ALBUQUERQUE, N.M. — Public Service Co. of New Mexico and intervening parties in the utility’s latest rate case are bickering over attorney fees.
PNM says it doesn’t want to reveal details, such as the hourly rates it pays, so it can maintain a competitive advantage when negotiating legal fees in the future. But opposing parties say if customers have to pay the bill, they should be able to review the costs to determine if they’re reasonable.
PNM requested in late March that Ashley Schannauer, the Public Regulation Commission hearing examiner assigned to the rate case, allow attorney fee information to be withheld from all intervening parties, except for PRC staff and the Attorney General’s office.
The utility has already provided the total amount PNM is paying its attorneys, which would be recovered from customers through new rates. But to reveal more specific information about individual agreements could provide some parties with unintended competitive advantages, said PNM spokesman Pahl Shipley.
“That can have a chilling effect on the willingness of the contractors who negotiate with the company to offer favorable pricing in the future,” Shipley told the Journal in an email.
New Mexico Industrial Energy Consumers, the environmental group Western Resource Advocates, and the Coalition for Clean Affordable Energy filed counter briefs opposing PNM’s request.
“PNM is always trying to keep information secret that they think gives them a competitive advantage or disadvantage, and sometimes that’s legitimate because there are trade secrets,” said the Industrial Energy Consumers general counsel, Peter Gould. “But the notion that ratepayers should fully pay for PNM’s attorney fees without even being able to look at it is nonsense… The effort to keep everything secret in this case is just offensive, almost laughable.”

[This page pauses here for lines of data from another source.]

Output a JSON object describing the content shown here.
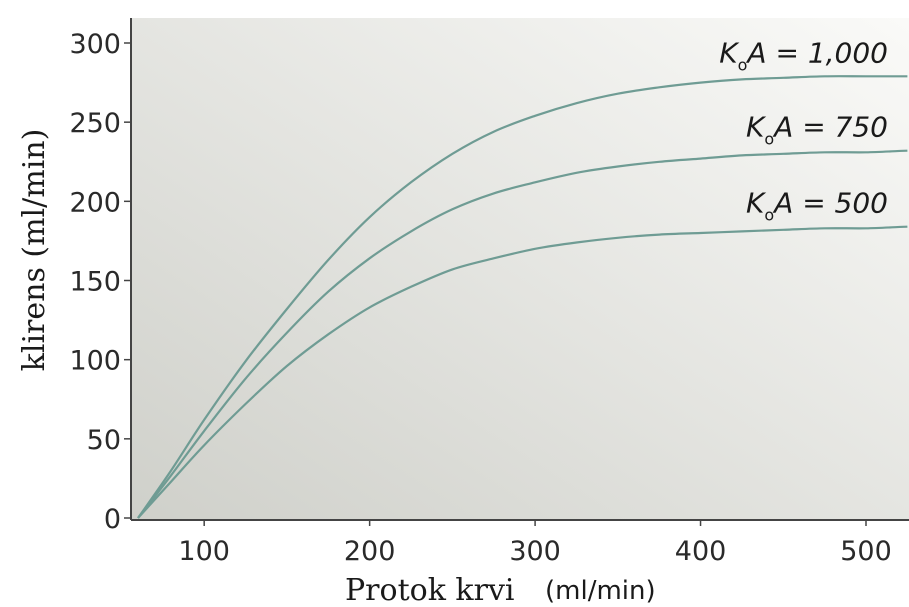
{
  "chart_data": {
    "type": "line",
    "title": "",
    "xlabel": "Protok krvi",
    "xlabel_unit": "(ml/min)",
    "ylabel": "klirens (ml/min)",
    "xlim": [
      60,
      525
    ],
    "ylim": [
      0,
      310
    ],
    "xticks": [
      "100",
      "200",
      "300",
      "400",
      "500"
    ],
    "yticks": [
      "0",
      "50",
      "100",
      "150",
      "200",
      "250",
      "300"
    ],
    "grid": false,
    "legend": "inline-right",
    "line_color": "#6f9c94",
    "background": {
      "from": "#cfd0ca",
      "to": "#fafaf8"
    },
    "series": [
      {
        "label_main": "K",
        "label_sub": "o",
        "label_rest": "A = 1,000",
        "x": [
          60,
          80,
          100,
          125,
          150,
          175,
          200,
          225,
          250,
          275,
          300,
          325,
          350,
          375,
          400,
          425,
          450,
          475,
          500,
          525
        ],
        "y": [
          0,
          30,
          62,
          99,
          132,
          163,
          190,
          212,
          230,
          244,
          254,
          262,
          268,
          272,
          275,
          277,
          278,
          279,
          279,
          279
        ]
      },
      {
        "label_main": "K",
        "label_sub": "o",
        "label_rest": "A = 750",
        "x": [
          60,
          80,
          100,
          125,
          150,
          175,
          200,
          225,
          250,
          275,
          300,
          325,
          350,
          375,
          400,
          425,
          450,
          475,
          500,
          525
        ],
        "y": [
          0,
          27,
          55,
          88,
          117,
          143,
          164,
          181,
          195,
          205,
          212,
          218,
          222,
          225,
          227,
          229,
          230,
          231,
          231,
          232
        ]
      },
      {
        "label_main": "K",
        "label_sub": "o",
        "label_rest": "A = 500",
        "x": [
          60,
          80,
          100,
          125,
          150,
          175,
          200,
          225,
          250,
          275,
          300,
          325,
          350,
          375,
          400,
          425,
          450,
          475,
          500,
          525
        ],
        "y": [
          0,
          23,
          46,
          72,
          96,
          116,
          133,
          146,
          157,
          164,
          170,
          174,
          177,
          179,
          180,
          181,
          182,
          183,
          183,
          184
        ]
      }
    ]
  }
}
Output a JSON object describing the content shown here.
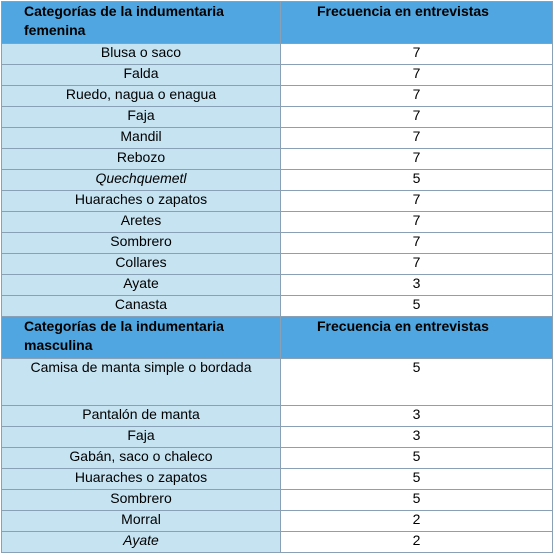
{
  "sections": [
    {
      "header": {
        "category": "Categorías de la indumentaria femenina",
        "frequency": "Frecuencia en entrevistas"
      },
      "rows": [
        {
          "category": "Blusa o saco",
          "frequency": "7",
          "italic": false
        },
        {
          "category": "Falda",
          "frequency": "7",
          "italic": false
        },
        {
          "category": "Ruedo, nagua o enagua",
          "frequency": "7",
          "italic": false
        },
        {
          "category": "Faja",
          "frequency": "7",
          "italic": false
        },
        {
          "category": "Mandil",
          "frequency": "7",
          "italic": false
        },
        {
          "category": "Rebozo",
          "frequency": "7",
          "italic": false
        },
        {
          "category": "Quechquemetl",
          "frequency": "5",
          "italic": true
        },
        {
          "category": "Huaraches o zapatos",
          "frequency": "7",
          "italic": false
        },
        {
          "category": "Aretes",
          "frequency": "7",
          "italic": false
        },
        {
          "category": "Sombrero",
          "frequency": "7",
          "italic": false
        },
        {
          "category": "Collares",
          "frequency": "7",
          "italic": false
        },
        {
          "category": "Ayate",
          "frequency": "3",
          "italic": false
        },
        {
          "category": "Canasta",
          "frequency": "5",
          "italic": false
        }
      ]
    },
    {
      "header": {
        "category": "Categorías de la indumentaria masculina",
        "frequency": "Frecuencia en entrevistas"
      },
      "rows": [
        {
          "category": "Camisa de manta simple o bordada",
          "frequency": "5",
          "italic": false
        },
        {
          "category": "Pantalón de manta",
          "frequency": "3",
          "italic": false
        },
        {
          "category": "Faja",
          "frequency": "3",
          "italic": false
        },
        {
          "category": "Gabán, saco o chaleco",
          "frequency": "5",
          "italic": false
        },
        {
          "category": "Huaraches o zapatos",
          "frequency": "5",
          "italic": false
        },
        {
          "category": "Sombrero",
          "frequency": "5",
          "italic": false
        },
        {
          "category": "Morral",
          "frequency": "2",
          "italic": false
        },
        {
          "category": "Ayate",
          "frequency": "2",
          "italic": true
        }
      ]
    }
  ]
}
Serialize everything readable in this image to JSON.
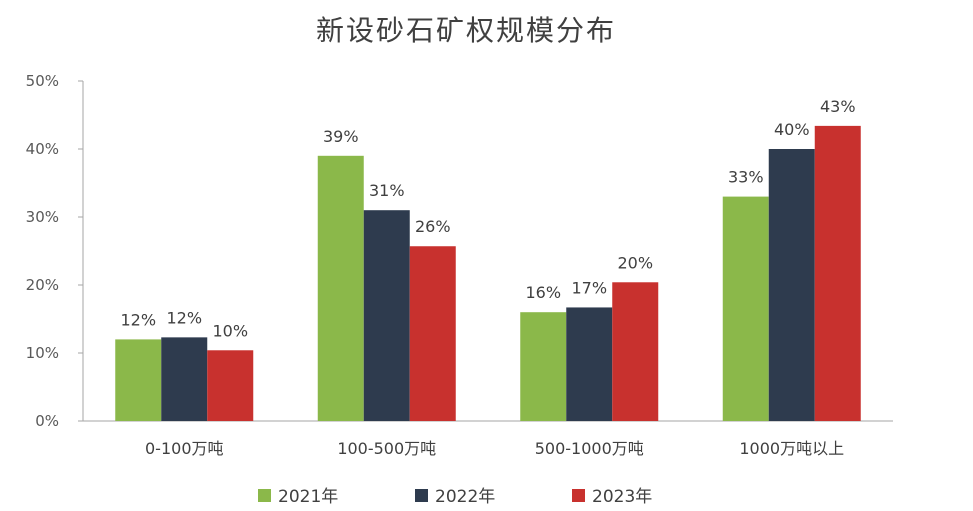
{
  "chart_data": {
    "type": "bar",
    "title": "新设砂石矿权规模分布",
    "categories": [
      "0-100万吨",
      "100-500万吨",
      "500-1000万吨",
      "1000万吨以上"
    ],
    "series": [
      {
        "name": "2021年",
        "values": [
          12,
          39,
          16,
          33
        ],
        "labels": [
          "12%",
          "39%",
          "16%",
          "33%"
        ],
        "color": "#8BB84A"
      },
      {
        "name": "2022年",
        "values": [
          12.3,
          31,
          16.7,
          40
        ],
        "labels": [
          "12%",
          "31%",
          "17%",
          "40%"
        ],
        "color": "#2E3B4E"
      },
      {
        "name": "2023年",
        "values": [
          10.4,
          25.7,
          20.4,
          43.4
        ],
        "labels": [
          "10%",
          "26%",
          "20%",
          "43%"
        ],
        "color": "#C8312E"
      }
    ],
    "ylim": [
      0,
      50
    ],
    "yticks": [
      "0%",
      "10%",
      "20%",
      "30%",
      "40%",
      "50%"
    ],
    "xlabel": "",
    "ylabel": "",
    "grid": false,
    "legend_position": "bottom"
  }
}
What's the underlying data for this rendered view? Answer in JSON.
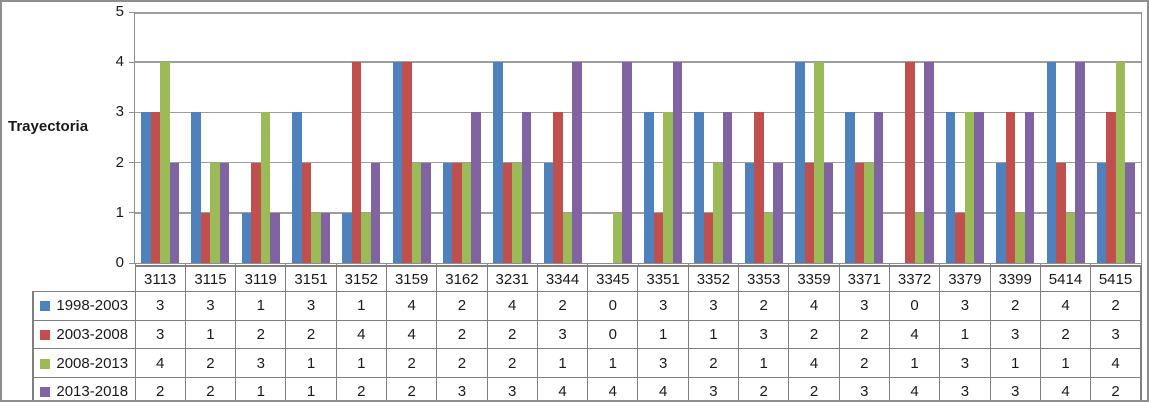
{
  "frame": {
    "background": "#ffffff",
    "border_color": "#8e8e8e",
    "gridline_color": "#9d9d9d",
    "table_border_color": "#7f7f7f"
  },
  "chart_data": {
    "type": "bar",
    "title": "",
    "ylabel": "Trayectoria",
    "xlabel": "",
    "ylim": [
      0,
      5
    ],
    "yticks": [
      0,
      1,
      2,
      3,
      4,
      5
    ],
    "grid": "horizontal",
    "legend_position": "table-left",
    "categories": [
      "3113",
      "3115",
      "3119",
      "3151",
      "3152",
      "3159",
      "3162",
      "3231",
      "3344",
      "3345",
      "3351",
      "3352",
      "3353",
      "3359",
      "3371",
      "3372",
      "3379",
      "3399",
      "5414",
      "5415"
    ],
    "series": [
      {
        "name": "1998-2003",
        "color": "#4F81BD",
        "values": [
          3,
          3,
          1,
          3,
          1,
          4,
          2,
          4,
          2,
          0,
          3,
          3,
          2,
          4,
          3,
          0,
          3,
          2,
          4,
          2
        ]
      },
      {
        "name": "2003-2008",
        "color": "#C0504D",
        "values": [
          3,
          1,
          2,
          2,
          4,
          4,
          2,
          2,
          3,
          0,
          1,
          1,
          3,
          2,
          2,
          4,
          1,
          3,
          2,
          3
        ]
      },
      {
        "name": "2008-2013",
        "color": "#9BBB59",
        "values": [
          4,
          2,
          3,
          1,
          1,
          2,
          2,
          2,
          1,
          1,
          3,
          2,
          1,
          4,
          2,
          1,
          3,
          1,
          1,
          4
        ]
      },
      {
        "name": "2013-2018",
        "color": "#8064A2",
        "values": [
          2,
          2,
          1,
          1,
          2,
          2,
          3,
          3,
          4,
          4,
          4,
          3,
          2,
          2,
          3,
          4,
          3,
          3,
          4,
          2
        ]
      }
    ]
  }
}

Western Resource attorney Steve Michel said PNM’s argument runs counter to market logic.
“PNM’s confidentiality claims are exactly backward from an economic standpoint,” Michel said. “The notion that revealing information will somehow evolve into higher prices is bogus, because competitive markets require as much information as possible to be competitive. If you disguise or hide information, you end up with higher, not lower, prices.”
In any case, all parties have already signed confidentiality agreements to review information in the rate case, Michel said.
Public hearings in the case are scheduled to begin in June. PNM is seeking an overall average rate increase of 14 percent to recover $99.2 million for costs incurred in shutting down two of four units at the coal-fired San Juan Generating Station near Farmington, and for new capital investments in the electric grid, among other things.
If approved by the PRC, average residential customers would pay about $10 more on their monthly utility bills. PNM proposes to buffer the impact by imposing half the increase in 2018, and the remainder in 2019.